Memory usage baloons when saving output of forward pass

deibeljc · March 7, 2018, 10:09pm

I am having a big memory issue where when I save and append the output of my model it increases the memory usage by a lot on every pass. I have no idea if this is intended or if this is a bug or something stupid I am doing. I modeled it off this example: https://github.com/pytorch/examples/blob/master/reinforcement_learning/actor_critic.py

Here is where I am appending the values to backprop on after the episode:

github.com

shriuken/starcraft2ai/blob/master/src/QAgent.py#L66


    if USE_CUDA and torch.cuda.is_available():
        probs, state_value, x, y = self.forward(Variable(state).cuda())
    else:
        probs, state_value, x, y = self.forward(Variable(state))
    m = Categorical(probs)
    x_probs = Categorical(x)
    y_probs = Categorical(y)
    x_coord = x_probs.sample()
    y_coord = y_probs.sample()
    action = m.sample()
    self.saved_actions.append([m.log_prob(action), state_value, x_probs.log_prob(x_coord), y_probs.log_prob(y_coord)])
    return action.data[0], x_coord, y_coord


def forward(self, x):
    x = convolution_layer(x, layer * num_layers)
    x = self.mp(residual_layer(x, 256, 78))
    x = F.relu(self.lin1(x.view(x.size(0), -1)))
    action_scores = self.action_head(x)
    state_values = self.value_head(x)
    x_coord = self.x(x)
    y_coord = self.y(x)

jpeg729 · March 7, 2018, 10:58pm

It looks like you are storing output Variables, and that is the source of the problem because when you store a Variable, you force python to keep in memory the entire computation graph for that Variable.

You should probably save the underlying tensors instead.

self.saved_actions.append(..., state_value.data, ...)

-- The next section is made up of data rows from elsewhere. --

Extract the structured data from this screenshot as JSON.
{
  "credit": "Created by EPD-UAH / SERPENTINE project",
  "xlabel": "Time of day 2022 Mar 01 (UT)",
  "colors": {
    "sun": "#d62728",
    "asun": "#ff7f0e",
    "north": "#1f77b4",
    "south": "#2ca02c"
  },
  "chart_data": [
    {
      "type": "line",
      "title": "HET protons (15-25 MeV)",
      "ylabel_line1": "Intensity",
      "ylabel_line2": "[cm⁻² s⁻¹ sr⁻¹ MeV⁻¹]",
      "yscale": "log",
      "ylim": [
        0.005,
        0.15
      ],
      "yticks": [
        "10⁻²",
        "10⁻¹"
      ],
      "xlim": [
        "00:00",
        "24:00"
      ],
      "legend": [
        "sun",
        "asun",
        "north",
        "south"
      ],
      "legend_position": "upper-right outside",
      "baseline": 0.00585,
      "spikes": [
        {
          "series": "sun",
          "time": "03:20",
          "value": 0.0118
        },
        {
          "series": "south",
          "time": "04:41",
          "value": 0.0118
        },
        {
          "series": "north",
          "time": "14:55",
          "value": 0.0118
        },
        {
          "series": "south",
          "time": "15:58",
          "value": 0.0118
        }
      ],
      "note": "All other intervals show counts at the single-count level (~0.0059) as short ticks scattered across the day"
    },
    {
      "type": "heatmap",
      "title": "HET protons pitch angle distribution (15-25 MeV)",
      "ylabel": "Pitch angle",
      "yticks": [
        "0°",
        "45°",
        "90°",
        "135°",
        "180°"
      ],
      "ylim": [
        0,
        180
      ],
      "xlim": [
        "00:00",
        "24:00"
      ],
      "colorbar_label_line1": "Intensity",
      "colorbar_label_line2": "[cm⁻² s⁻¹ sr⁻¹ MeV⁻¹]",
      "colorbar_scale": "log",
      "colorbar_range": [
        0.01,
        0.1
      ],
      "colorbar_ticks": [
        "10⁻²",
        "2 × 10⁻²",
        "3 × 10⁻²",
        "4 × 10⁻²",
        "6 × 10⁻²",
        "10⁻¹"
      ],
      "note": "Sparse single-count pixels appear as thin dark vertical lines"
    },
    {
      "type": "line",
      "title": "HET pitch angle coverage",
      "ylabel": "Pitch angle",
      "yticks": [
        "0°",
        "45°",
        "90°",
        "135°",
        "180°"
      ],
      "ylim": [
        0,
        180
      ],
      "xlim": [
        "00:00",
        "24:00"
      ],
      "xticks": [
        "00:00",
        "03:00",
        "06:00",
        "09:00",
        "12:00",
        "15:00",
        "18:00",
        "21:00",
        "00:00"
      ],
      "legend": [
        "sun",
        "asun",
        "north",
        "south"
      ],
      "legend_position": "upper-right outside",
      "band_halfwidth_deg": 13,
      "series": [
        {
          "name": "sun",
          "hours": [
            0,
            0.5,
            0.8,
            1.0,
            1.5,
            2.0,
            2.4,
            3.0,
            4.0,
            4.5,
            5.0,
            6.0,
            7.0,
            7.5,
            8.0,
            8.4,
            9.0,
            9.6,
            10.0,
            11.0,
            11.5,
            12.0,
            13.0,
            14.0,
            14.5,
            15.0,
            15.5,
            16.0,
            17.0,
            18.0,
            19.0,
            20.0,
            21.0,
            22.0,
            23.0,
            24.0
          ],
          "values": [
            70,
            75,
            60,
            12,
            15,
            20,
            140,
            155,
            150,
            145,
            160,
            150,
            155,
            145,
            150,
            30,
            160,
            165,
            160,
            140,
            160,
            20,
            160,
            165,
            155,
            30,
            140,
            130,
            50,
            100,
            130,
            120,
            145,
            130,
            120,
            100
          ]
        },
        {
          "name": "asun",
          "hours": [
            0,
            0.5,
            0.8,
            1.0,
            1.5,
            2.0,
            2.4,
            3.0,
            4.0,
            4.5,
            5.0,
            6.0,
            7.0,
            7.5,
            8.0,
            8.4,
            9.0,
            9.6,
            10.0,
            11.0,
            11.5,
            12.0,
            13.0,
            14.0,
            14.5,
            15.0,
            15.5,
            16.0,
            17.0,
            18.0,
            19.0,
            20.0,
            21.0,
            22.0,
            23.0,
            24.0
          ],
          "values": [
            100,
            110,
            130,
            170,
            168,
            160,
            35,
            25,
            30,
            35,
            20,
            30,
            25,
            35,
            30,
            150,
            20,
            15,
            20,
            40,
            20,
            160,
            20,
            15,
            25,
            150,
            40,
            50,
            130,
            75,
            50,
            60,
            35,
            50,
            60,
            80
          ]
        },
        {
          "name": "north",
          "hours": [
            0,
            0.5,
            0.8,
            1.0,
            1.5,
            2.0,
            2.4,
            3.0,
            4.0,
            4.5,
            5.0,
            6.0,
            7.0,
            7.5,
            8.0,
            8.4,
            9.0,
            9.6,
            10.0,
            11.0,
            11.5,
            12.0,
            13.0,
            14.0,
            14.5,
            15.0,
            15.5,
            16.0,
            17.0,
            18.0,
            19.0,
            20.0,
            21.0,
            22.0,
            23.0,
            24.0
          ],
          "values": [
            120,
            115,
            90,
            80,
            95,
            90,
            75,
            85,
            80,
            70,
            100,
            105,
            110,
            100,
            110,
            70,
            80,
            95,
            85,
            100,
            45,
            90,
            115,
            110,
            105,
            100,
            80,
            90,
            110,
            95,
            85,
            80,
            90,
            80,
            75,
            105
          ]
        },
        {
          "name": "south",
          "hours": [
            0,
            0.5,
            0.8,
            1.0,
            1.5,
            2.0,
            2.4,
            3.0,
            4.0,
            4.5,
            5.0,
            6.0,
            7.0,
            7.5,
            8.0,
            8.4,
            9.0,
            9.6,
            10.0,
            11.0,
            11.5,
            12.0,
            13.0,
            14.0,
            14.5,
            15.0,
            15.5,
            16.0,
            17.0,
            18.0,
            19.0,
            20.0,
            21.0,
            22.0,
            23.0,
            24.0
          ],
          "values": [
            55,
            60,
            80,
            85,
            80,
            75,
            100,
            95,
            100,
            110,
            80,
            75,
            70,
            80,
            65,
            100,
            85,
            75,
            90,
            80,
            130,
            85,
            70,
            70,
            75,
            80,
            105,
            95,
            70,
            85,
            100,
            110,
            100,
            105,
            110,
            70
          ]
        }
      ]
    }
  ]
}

deibeljc · March 7, 2018, 11:02pm

When I do a backprop, don’t I need that computation graph? I got around this by taking the float values from the Variables but then my network never actually learned

EDIT: I just tested this by changing the pytorch RL example and saving the m.log_prob(action).data. It ended up not learning on the backprop and was stuck at an average length of 20-21. This leads me to believe I need the computation graph for backprop

github.com

pytorch/examples/blob/master/reinforcement_learning/actor_critic.py#L61




model = Policy()
optimizer = optim.Adam(model.parameters(), lr=3e-2)




def select_action(state):
state = torch.from_numpy(state).float()
probs, state_value = model(Variable(state))
m = Categorical(probs)
action = m.sample()
model.saved_actions.append(SavedAction(m.log_prob(action), state_value))
return action.data[0]




def finish_episode():
R = 0
saved_actions = model.saved_actions
policy_losses = []
value_losses = []
rewards = []
for r in model.rewards[::-1]:

jpeg729 · March 8, 2018, 7:47am

I see.
Well, either you save the log_prob of the action with its computation graph, or you recalculate the log_prob from the state before you calculate the losses.

So, either you accept ballooning memory, or you accept redoing computations.